Pedro maldijo en voz baja. Aquel debía de ser el comprador potencial del que Canton había hablado. El implacable empresario que llevaría Black Hills a la ruina a menos que Pedro protegiera la rentabilidad de la fábrica.


–¿Qué piensa hacer al respecto?


–Aumentar la seguridad nocturna –respondió Bateman–. No quiero que cunda el pánico, pero hablaré con los encargados para que estén más atentos y sean más estrictos con la seguridad.


No había mucho más que se pudiera hacer.


–Veré qué puedo hacer para implicar a las autoridades.


–Me temo que es hora de avisar a la policía, pero lo único que tenemos es la palabra del técnico. No hay más pruebas.
Pedro se puso en pie.


–Si Balcher está sobornando al personal de la fábrica para sabotearla, nos enfrentamos a una grave amenaza. Por desgracia para Balcher, no soy alguien que se deje amedrentar fácilmente.


Bateman relajó la expresión y la postura. Estupendo, porque iban a tener que trabajar juntos.


Bateman lo observaba con un brillo en los ojos.


–Dígame, ¿por qué hace esto?


–¿A qué se refiere?


–No ha pisado este pueblo desde que tenía dieciocho años. Es evidente que no está aquí por voluntad propia.


–Muy listo –repuso Pedro. Se dejó caer en un sillón y cerró los ojos. No quería enfrentarse a los recuerdos que le evocaba el entorno.
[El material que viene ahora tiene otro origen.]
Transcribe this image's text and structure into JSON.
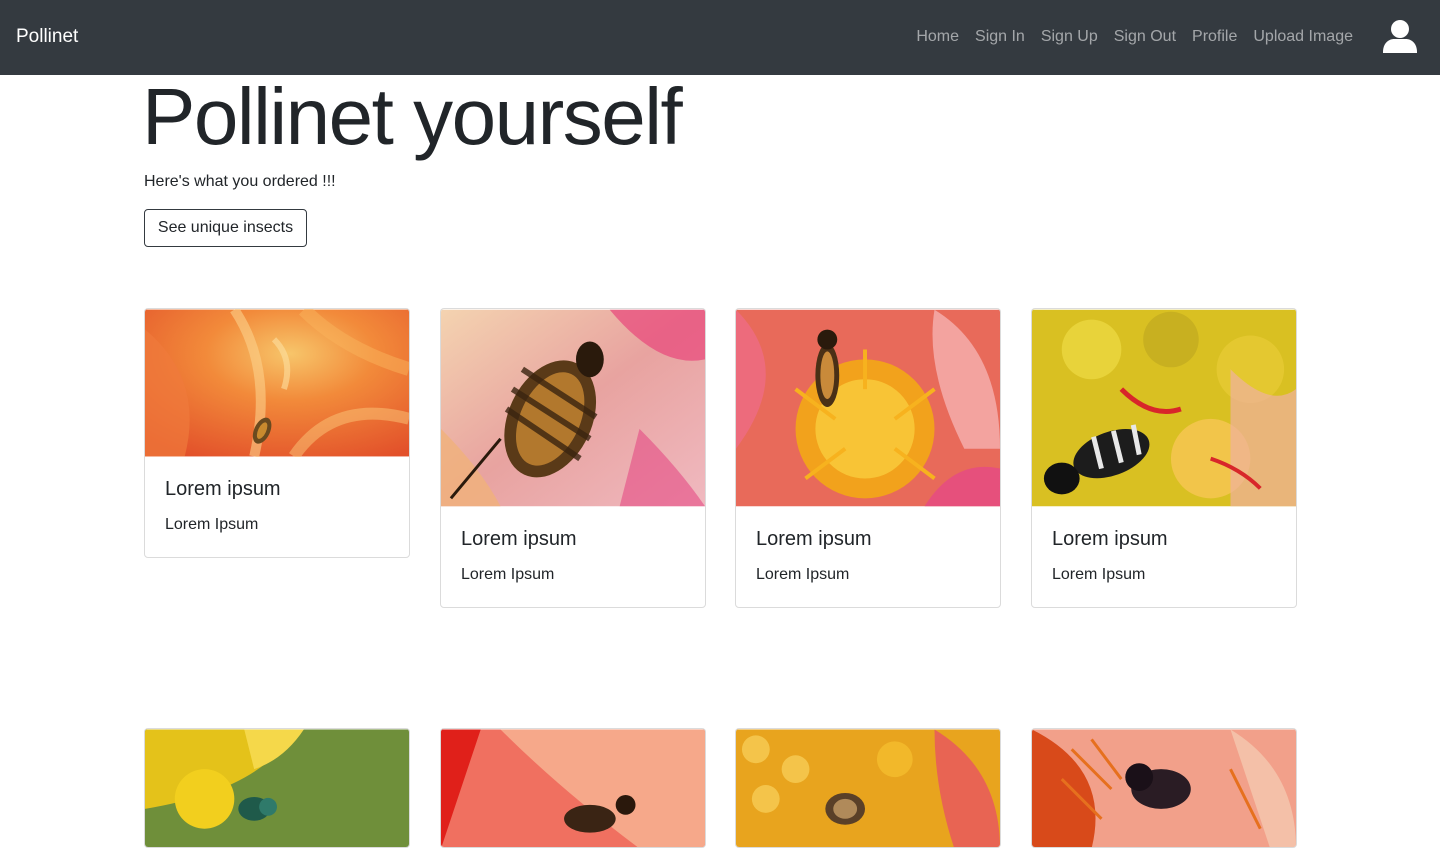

No quería pensar en lo sola que parecía Paula sentada allí sin él. No quería pensar en lo mucho que echaba de menos su calor corporal.


Pero Bateman no había terminado.


–¿Sabe? Yo estaba en el equipo de dirección cuando su padre sustituyó a Renato en la supervisión. Lo veía en acción todos los días, y fuera cual fuera el motivo que lo trajo aquí, su padre se quedó solo por una razón: la gente.


Pedro deseó responder con algún comentario ingenioso, pero tenía la mente en blanco.


–¿Qué está diciendo?


–Que ustedes dos son muy parecidos.


Pedro le avergonzó reconocer que no lo eran. Solo se había preocupado de sus necesidades y deseos, sin pensar en nadie más hasta que regresó a Alfonso Manor. Su padre no estaría orgulloso del hombre en que se había convertido.


Tenía que salir de allí cuanto antes.